Из ревности резанул соперника ножиком, попал на лесоповал за непрестижную бытовуху. А тут война. Штрафбат. И кровью смыл. И — до Берлина. Но был жестоко ранен и остался полным инвалидом без рук и ног. И осталось силы только на то, чтоб из простыни зубами связать себе удавку...
Жестокая история, которая написана молодым ещё писателем, но с какой-то глубоко укоренившейся старостью во взгляде на мир. Евгений Шишкин, конечно, не Шолохов, как о том говорят иные критики: и широты исторической не хватает, и язык иногда не к месту частит диалектными вятскими словечками, да и непростительные для реалиста ошибочки, такие как, например, сжимающий дуло автомата штрафник, тоже имеются.
Но вот что подкупает: реализм Шишкина становиться действительным реализмом в тот момент, когда автор честно начинает выписывать вполне может быть и несимпатичных ему лично персонажей. В итоге получается целая галерея персонажей колоритных, понятых автором. Понимающий реализм. Автор же со своей позицией остаётся как бы за кадром, скрывается за изображением, не делит на хорошее и плохое своей авторской волей.
Только один раз Шишкин позволяет себе (не удержался, похоже) историко-философский комментарий сражения за Берлин. Да и то цитирует своего героя, после войны — историка.

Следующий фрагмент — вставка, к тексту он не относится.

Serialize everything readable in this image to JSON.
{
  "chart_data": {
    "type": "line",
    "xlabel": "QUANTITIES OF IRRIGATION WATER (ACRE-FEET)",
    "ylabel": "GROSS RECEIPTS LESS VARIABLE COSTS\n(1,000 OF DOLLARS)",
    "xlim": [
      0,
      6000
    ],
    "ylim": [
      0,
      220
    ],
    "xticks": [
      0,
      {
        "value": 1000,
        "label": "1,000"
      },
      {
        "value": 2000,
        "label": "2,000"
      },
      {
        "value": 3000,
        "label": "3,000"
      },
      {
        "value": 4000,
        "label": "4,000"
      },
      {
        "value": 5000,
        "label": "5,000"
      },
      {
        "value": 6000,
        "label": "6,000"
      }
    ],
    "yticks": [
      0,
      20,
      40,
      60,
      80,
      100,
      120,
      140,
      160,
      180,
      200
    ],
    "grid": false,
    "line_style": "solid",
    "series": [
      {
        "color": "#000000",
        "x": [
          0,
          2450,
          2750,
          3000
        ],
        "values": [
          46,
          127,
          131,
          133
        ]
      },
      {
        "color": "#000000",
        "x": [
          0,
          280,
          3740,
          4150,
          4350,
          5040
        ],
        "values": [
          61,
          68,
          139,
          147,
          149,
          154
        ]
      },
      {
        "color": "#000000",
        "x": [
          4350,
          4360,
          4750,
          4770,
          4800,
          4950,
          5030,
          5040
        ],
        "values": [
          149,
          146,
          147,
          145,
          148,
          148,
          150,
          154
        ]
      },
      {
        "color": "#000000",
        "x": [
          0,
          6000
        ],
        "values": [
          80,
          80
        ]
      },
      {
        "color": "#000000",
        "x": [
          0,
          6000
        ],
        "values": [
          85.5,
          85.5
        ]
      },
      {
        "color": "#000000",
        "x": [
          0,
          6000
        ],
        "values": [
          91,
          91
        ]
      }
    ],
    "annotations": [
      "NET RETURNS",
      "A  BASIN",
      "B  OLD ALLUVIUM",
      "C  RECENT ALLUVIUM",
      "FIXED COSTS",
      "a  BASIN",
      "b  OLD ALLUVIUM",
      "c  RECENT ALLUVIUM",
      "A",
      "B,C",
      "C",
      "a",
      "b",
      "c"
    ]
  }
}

И опять — о том же: не ищите тайных пружин истории, имейте обойтись, тем, что видно, не бойтесь этой кажущейся простоты, эта простота и есть самая большая и интересная философская проблема.
Слишком силён подчас соблазн объяснить то, что с нами происходит, чем-то потусторонним и от нас независящим. И не хватает сил на бритву Оккама собственного, тяжёлого понимания. Шишкин продумывает мысль до конца, не впадая в спасительный оккультизм. И судьба героя становиться мыслю, продуманной до конца. Мыслью, облекшейся в плоть, чтобы умереть. Без смысла и сверхзадачи. Без условий и условностей. Просто. Казалось бы...
Шишкин думает о мире в безусловных терминах, в терминах обихода Вятской деревни, в терминах нефилософского, инстинктивного несыгранно трагедийного понимания смерти и балагурно веселого проживания жизни. И вся философия героев только от того, что больно уж непонятно, какой бес водит души людей и что ему, этому бесу надо, зачем он мешает пахать землю, шить обувь и любиться по велению молодых тел. В остальном же — никакой идеологии. Чистый быт, необременённый лишними измышлениями. Вот такую жизнь Шишкин и промыслил, пережил и воссоздал. А это трудно. Повседневность обычно с трудом проницаема для познающего и — как правило — рефлексирующего писательского сознания.
Потому что повседневность страшна и бессмысленна, она даже не трагична, она — смерть-не-трагедия-а-усталость.
Вполне допускаю, что «Бесова душа» — не лучшая книга Шишкина, несмотря на целые страницы безупречных в художественном отношении страниц. Но нисколько не жалею, времени на неё потраченного. И, безусловно, прочту то, что этот автор — надеюсь — напишет ещё.